Con los vv. 25-30 se cierra la primera parte del discurso de Jesús. Para entender las afirmaciones que aquí hace hay que tener presente que Él, por ser una única Persona (divina), un solo sujeto de operaciones, un único Yo, expresa en palabras humanas no sólo los sentimientos que tiene como hombre, sino también la realidad más profunda de su ser: es el Hijo de Dios, tanto en su eterna generación por el Padre, como en su generación en el tiempo al asumir la naturaleza humana.

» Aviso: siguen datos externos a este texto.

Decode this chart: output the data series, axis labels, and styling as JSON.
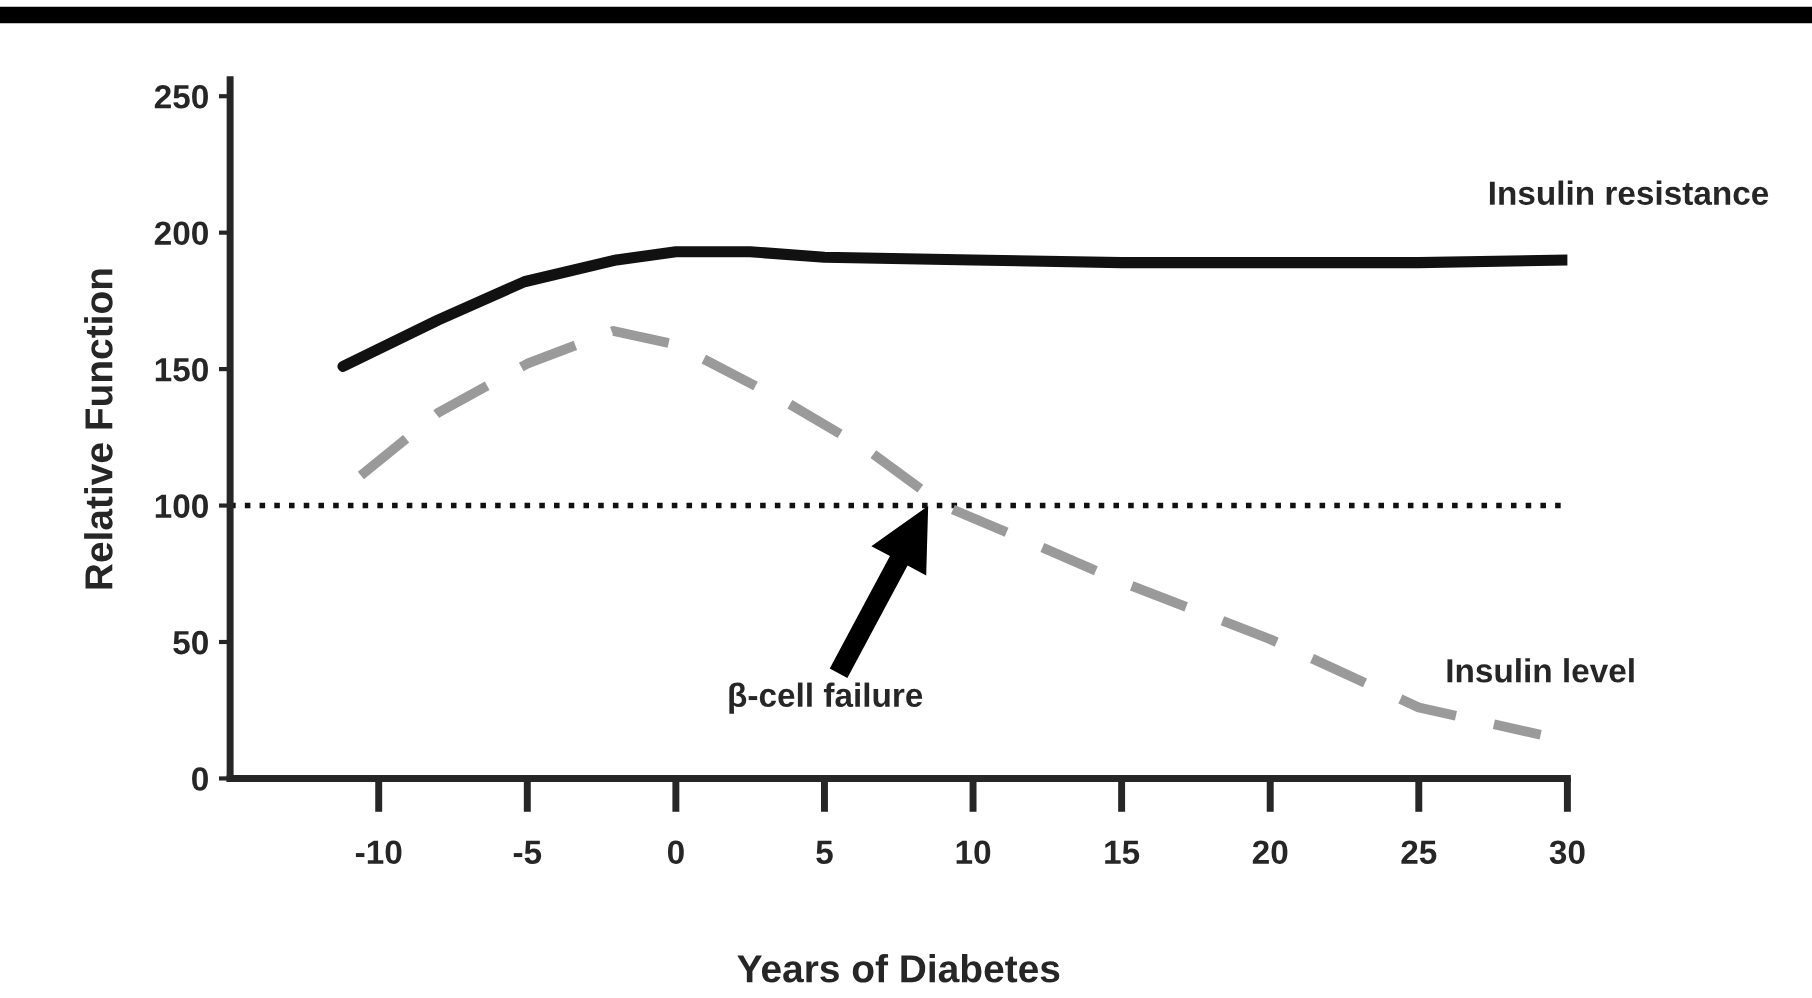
{
  "chart_data": {
    "type": "line",
    "xlabel": "Years of Diabetes",
    "ylabel": "Relative Function",
    "series": [
      {
        "name": "Insulin resistance",
        "color": "#111111",
        "line_style": "solid",
        "x": [
          -11.2,
          -8,
          -5.1,
          -2,
          0,
          2.5,
          5,
          10,
          15,
          20,
          25,
          30
        ],
        "values": [
          151,
          168,
          182,
          190,
          193,
          193,
          191,
          190,
          189,
          189,
          189,
          190
        ]
      },
      {
        "name": "Insulin level",
        "color": "#9a9a9a",
        "line_style": "dashed",
        "x": [
          -10.6,
          -8,
          -5,
          -2.1,
          0,
          3.7,
          6.5,
          9,
          11.4,
          15,
          20,
          25,
          29.1
        ],
        "values": [
          111,
          134,
          152,
          164,
          159,
          138,
          120,
          100,
          89,
          72,
          51,
          26,
          16
        ]
      }
    ],
    "xlim": [
      -15,
      30
    ],
    "xticks": [
      -10,
      -5,
      0,
      5,
      10,
      15,
      20,
      25,
      30
    ],
    "ylim": [
      0,
      256
    ],
    "yticks": [
      0,
      50,
      100,
      150,
      200,
      250
    ],
    "ref_lines": [
      {
        "axis": "y",
        "value": 100,
        "color": "#111111",
        "line_style": "dotted"
      }
    ],
    "annotations": [
      "β-cell failure"
    ],
    "grid": false,
    "legend": false,
    "marker": "none"
  }
}
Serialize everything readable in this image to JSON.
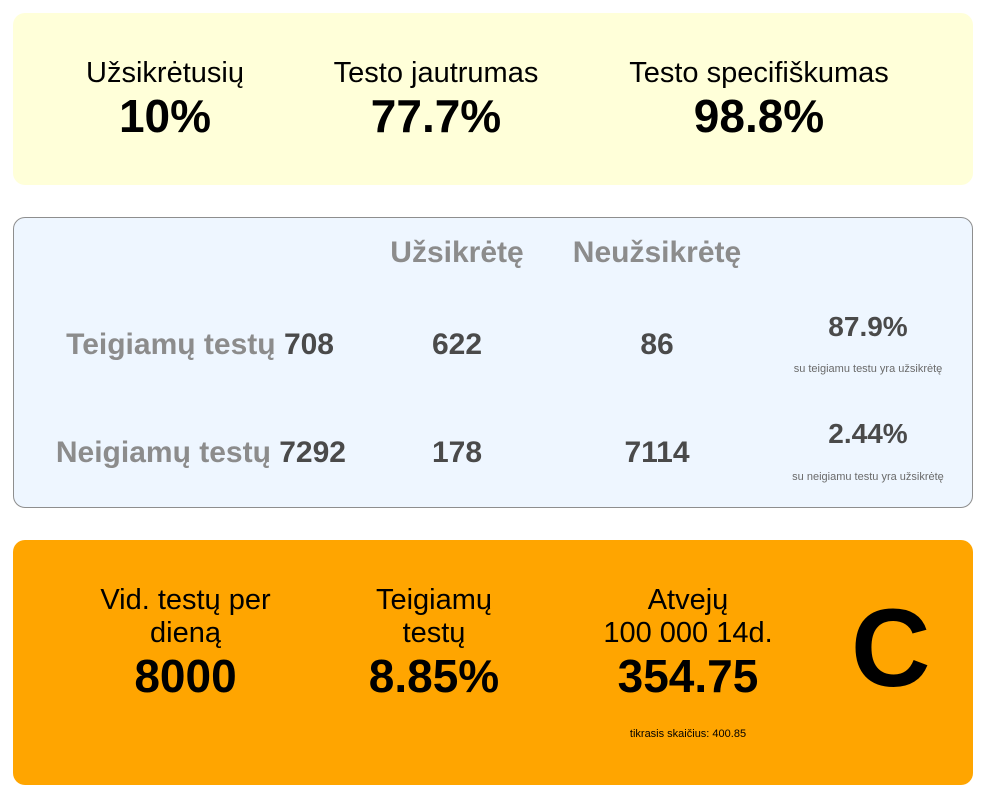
{
  "top": {
    "infected": {
      "label": "Užsikrėtusių",
      "value": "10%"
    },
    "sensitivity": {
      "label": "Testo jautrumas",
      "value": "77.7%"
    },
    "specificity": {
      "label": "Testo specifiškumas",
      "value": "98.8%"
    }
  },
  "table": {
    "col_infected": "Užsikrėtę",
    "col_not_infected": "Neužsikrėtę",
    "rows": [
      {
        "label": "Teigiamų testų",
        "total": "708",
        "infected": "622",
        "not_infected": "86",
        "pct": "87.9%",
        "note": "su teigiamu testu yra užsikrėtę"
      },
      {
        "label": "Neigiamų testų",
        "total": "7292",
        "infected": "178",
        "not_infected": "7114",
        "pct": "2.44%",
        "note": "su neigiamu testu yra užsikrėtę"
      }
    ]
  },
  "bottom": {
    "tests_per_day": {
      "label_line1": "Vid. testų per",
      "label_line2": "dieną",
      "value": "8000"
    },
    "positive": {
      "label_line1": "Teigiamų",
      "label_line2": "testų",
      "value": "8.85%"
    },
    "cases": {
      "label_line1": "Atvejų",
      "label_line2": "100 000 14d.",
      "value": "354.75",
      "note": "tikrasis skaičius: 400.85"
    },
    "grade": "C"
  }
}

En la segunda parte del discurso (vv. 31-40), Jesús, ante la posible objeción de los judíos de que el testimonio de una persona en su propia causa no es suficiente (cfr Dt 19,15), explica que sus palabras están avaladas por cuatro testimonios: el de Juan Bautista (vv. 32-36; cfr 1,34), el de los milagros (v. 36; cfr 2,1-12; 4,46-54; 5,1-18; etc.), el del Padre (vv. 37-38; cfr 1,31-34; 12,28-30), y el de las Escrituras (v. 39). Jesús les invita a escudriñar las Escrituras, la Palabra de Dios, porque desde ellas podrían descubrir el sentido de lo que está sucediendo —lo que Él dice y hace— si no se cierran en sus propios perjuicios. «El fin principal de la economía antigua era preparar la venida de Cristo, redentor universal, y de su reino mesiánico, anunciarla proféticamente (cfr Lc 24,44; Jn 5,39; 1 P 1,10), representarla con diversas imágenes (cfr 1 Co 10,11) (…). Por eso los cristianos deben recibir estos libros [Antiguo Testamento] con devoción, porque expresan un vivo sentido de Dios, contienen enseñanzas sublimes sobre Dios y una sabiduría salvadora acerca del hombre, encierran tesoros de oración y esconden el misterio de nuestra salvación» (Conc. Vaticano II, Dei Verbum, n. 15).
Finalmente (vv. 41-47), Jesús echa en cara a sus oyentes tres impedimentos que tienen para reconocerle como el Mesías e Hijo de Dios: la falta de amor a Dios, la búsqueda de la gloria humana y la interpretación interesada de los textos sagrados. Para reconocer quién es de verdad Cristo, se necesitan mejores disposiciones: «Ese Cristo, que tú ves, no es Jesús. —Será, en todo caso, la triste imagen que pueden formar tus ojos turbios… —Purifícate. Clarifica tu mirada con la humildad y la penitencia. Luego… no te faltarán las limpias luces del Amor. Y tendrás una visión perfecta. Tu imagen será realmente la suya: ¡Él!» (S. Josemaría Escrivá, Camino, n. 212).